All other types are objects that are composed of other objects or primitive types. For example, the String type is an object. Note that encoding of native Java strings and numbers in memory may be different from way you represent data in COBOL.

Even on 32-bit platforms, Java represents longs as 64 bits. On 32-bit platforms, the ACUCOBOL-GT runtime truncates longs to 32 bits regardless of whether the "-Dw32" or "-Dw64" flags are used for compilation. In order to effectively interoperate using Java longs and use all 64 bits on a 32-bit platform, you must use the PIC S9(18) COMP-5 declaration shown below. Also, in order to use the entire range available to Java shorts and ints (short 32767 to -32768 int 2147483647 to -2147483648) with USAGE IS SIGNED-INT and USAGE IS SIGNED-SHORT declarations, the "-Dw32" flag must be specified at compile time.

The following sample declarations have been used to test COBOL/Java interoperability.

01 FIELD-INT USAGE IS SIGNED-INT. 
01 FIELD-BOOL pic 9. 
01 FIELD-BYTE pic x. 
01 FIELD-CHAR pic x. 
01 FIELD-SHORT USAGE IS SIGNED-SHORT. 
01 FIELD-LONG PIC S9(18) COMP-5. 
01 FIELD-FLOAT USAGE IS FLOAT. 
01 FIELD-DOUBLE USAGE IS DOUBLE. 
01 FIELD-STRING PIC X(80).

Another method of declaring ints and shorts is shown below. With these two declarations, the use of the "--TruncANSI" compiler switch is required so that the range checking is correct for the range the native platform allows. See Truncation Options for information about the "--TruncANSI" option.

01 FIELD-INT PIC S9(9) COMP-5. 
01 FIELD-SHORT PIC S9(5) COMP-5.

Currently, ACUCOBOL-GT converts Unicode UTF-16 Java strings to UTF-8 for representation in PIC X variables. If your program uses code points that require more than 16 bits to represent supplementary characters or if it uses UTF-32, then you should use arrays of Java ints to represent the data.

If your Java strings or PIC X data items contain characters outside of the ISO-8859-1 range, you need to instruct the runtime which character set to use by specifying it in the A_JAVA_CHARSET runtime configuration variable.

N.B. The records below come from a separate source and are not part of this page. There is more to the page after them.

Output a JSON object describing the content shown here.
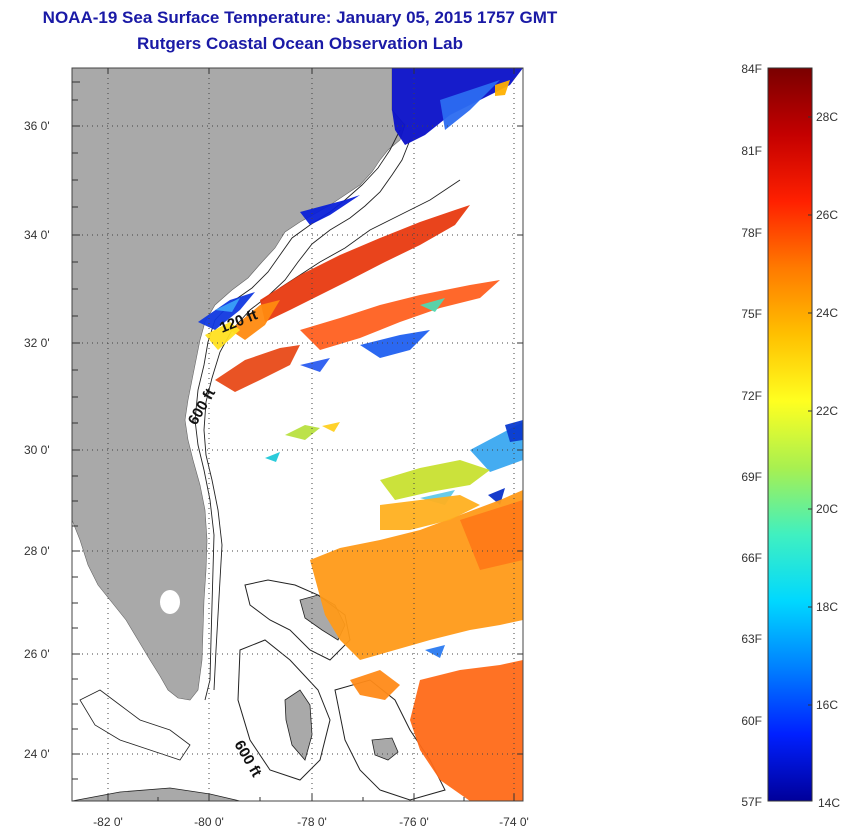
{
  "title": {
    "line1": "NOAA-19 Sea Surface Temperature:  January 05, 2015 1757 GMT",
    "line2": "Rutgers Coastal Ocean Observation Lab"
  },
  "map": {
    "lon_labels": [
      "-82 0'",
      "-80 0'",
      "-78 0'",
      "-76 0'",
      "-74 0'"
    ],
    "lat_labels": [
      "36 0'",
      "34 0'",
      "32 0'",
      "30 0'",
      "28 0'",
      "26 0'",
      "24 0'"
    ],
    "contour_labels": [
      "120 ft",
      "600 ft",
      "600 ft"
    ],
    "colors": {
      "land": "#a9a9a9",
      "ocean": "#ffffff",
      "contour": "#222222",
      "grid": "#555555"
    }
  },
  "colorbar": {
    "fahrenheit": [
      "84F",
      "81F",
      "78F",
      "75F",
      "72F",
      "69F",
      "66F",
      "63F",
      "60F",
      "57F"
    ],
    "celsius": [
      "28C",
      "26C",
      "24C",
      "22C",
      "20C",
      "18C",
      "16C",
      "14C"
    ],
    "gradient": [
      "#7a0000",
      "#c40000",
      "#ff2000",
      "#ff7a00",
      "#ffc000",
      "#ffff20",
      "#a8f050",
      "#40f0c0",
      "#00d8ff",
      "#0080ff",
      "#0020ff",
      "#00009a"
    ]
  }
}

The default setting is "IS0-8859-1". Be aware of a common misconception that ISO-8859-1 is equivalent to Windows-1252. This is for the most true, but there are characters in the range 0x80 - 0x9F that differ. Windows-1252 uses these numbers for letters and punctuation while the ISO-8859-1 uses these for control codes.

Note that Java implementations represent data in big endian format regardless of platform. For considerations on moving data between big endian and little endian hosts, see C$SOCKET and Usage Clause.

Note: Be careful when sending numeric data across the network via sockets, because some machines use different byte ordering than others, and native numeric data can appear swapped on different machines. COMP-4 data is in the order that most network servers expect binary data to be in, so if you are communicating with a non-COBOL client or server, you should use COMP-4 data of the correct size for the machine in question. If your client and server are both COBOL, you can use standard COBOL types.